Notre époque veut qu’il est difficile de captiver sa cible avec une production quasiment dénuée de rythmiques, de refrains ou de gimmicks accrocheurs. Mélancolie, intimité et poésie sont pourtant les clés de la chanteuse et compositrice californienne. Julia Holter puise son inspiration dans les livres de sorcellerie et l’héritage de l’incontournable Nico. Avec ce deuxième album, elle lance ses filets dans les marécages brumeux décrits par EKSTASIS. Oui j’ai cédé, j’ai été pris au piège et si vous dépassez dix minutes d’écoute vous le serez aussi, sans aucun doute. Morphine incandescente, les plages sonores branchent progressivement notre cerveau sous perfusion. La magie douce opère au grès de quelques mélodies vocales bien trouvées. Tiré vers le fond, moins d’une heure en apnée, on en oublierait de respirer pour avaler chaque bulle sortant de la bouche de cette étrange sirène.

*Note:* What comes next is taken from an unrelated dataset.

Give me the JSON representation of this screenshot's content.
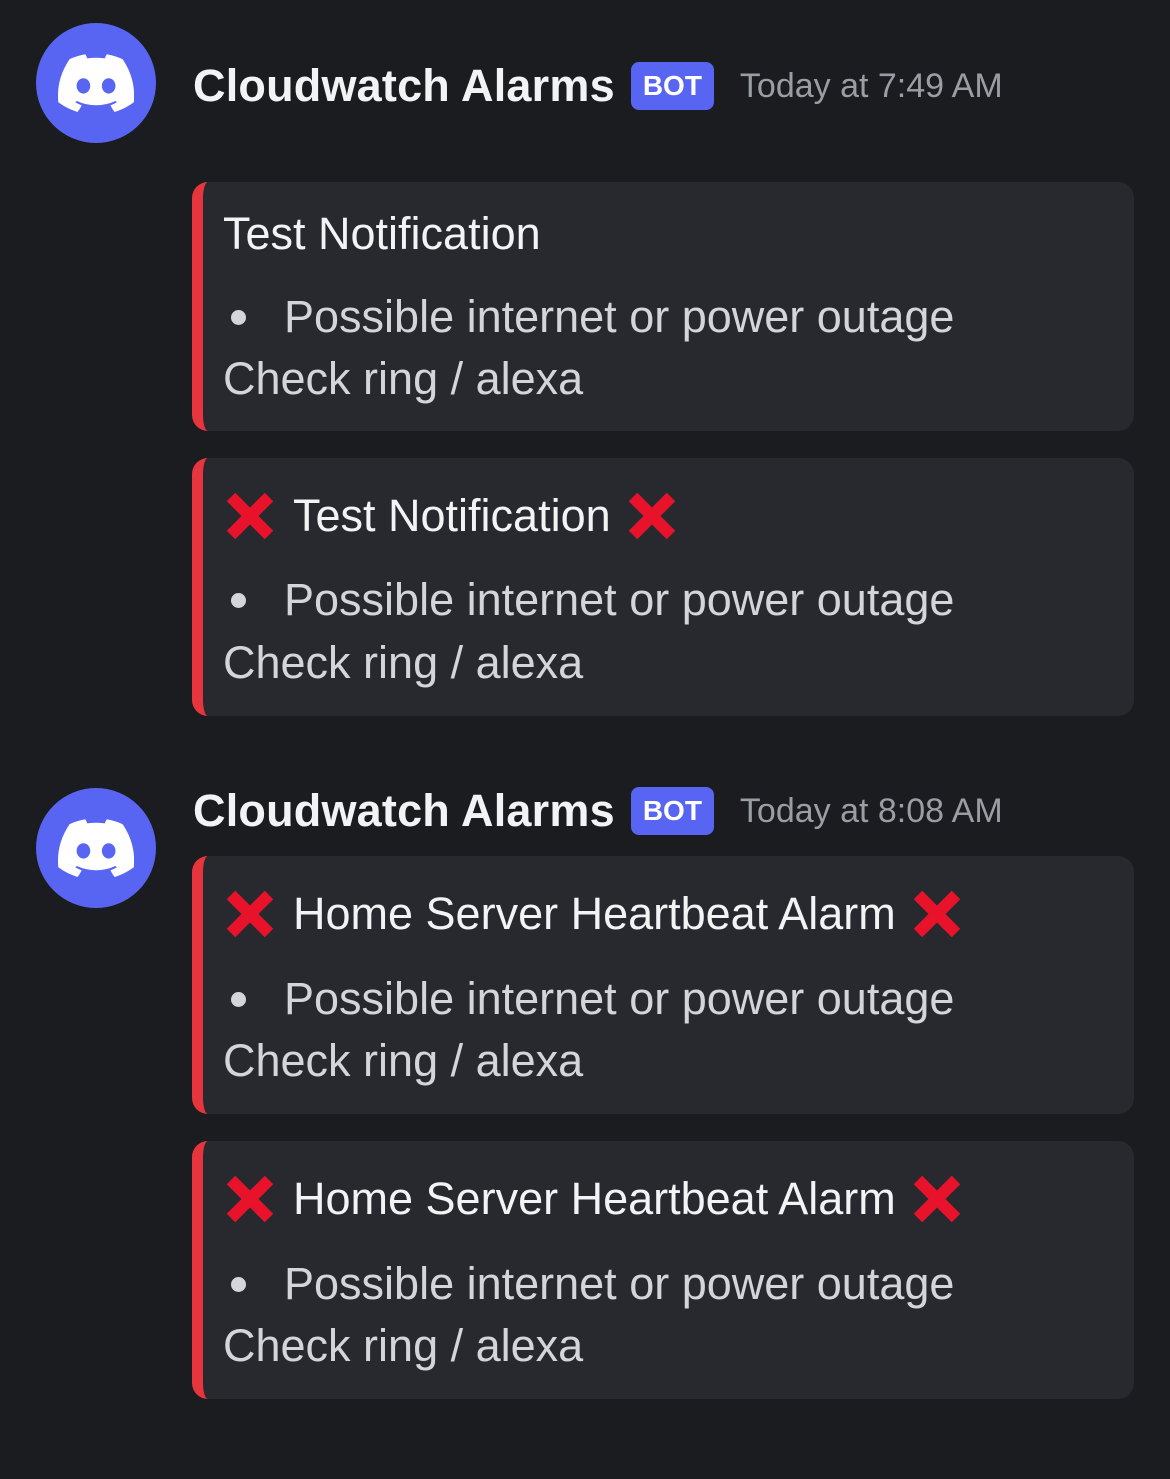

Indéniablement atmosphérique, le sentiment d’intemporalité est justifié car cet album s’ancre dans la mémoire des Anciens, qu’ils soient littéraires ou musiciens. Comme pour son premier album, TRAGEDY (2011), Julia Holter chante des paroles vieille de 2500 ans tirées de l’oeuvre du dramaturge grec Euripide. Des boutures volées à la féministe britannique Virginia Woolf et au poète américain Frank O’Hara participent aussi à l’extasiant EKSTASIS. Pour le son, l’héritage sombre et torturé de Nico hante l’album. Un brin de Jazz pimente quelques mroceaux à l’image de "This is Ekstasis". Plus que jamais la divine dramaturge confronte avec succès les claviers, samplers et autres inventions contemporaines chers à l’industrie de l’électro à leurs ancêtres saxophones, violons et contrebasses.
Entre la fragilité d’Agnès Obel et la mystique de Laurie Anderson, Julia Holter envoie sa plus belle bouteille à la mer. Un grand cru!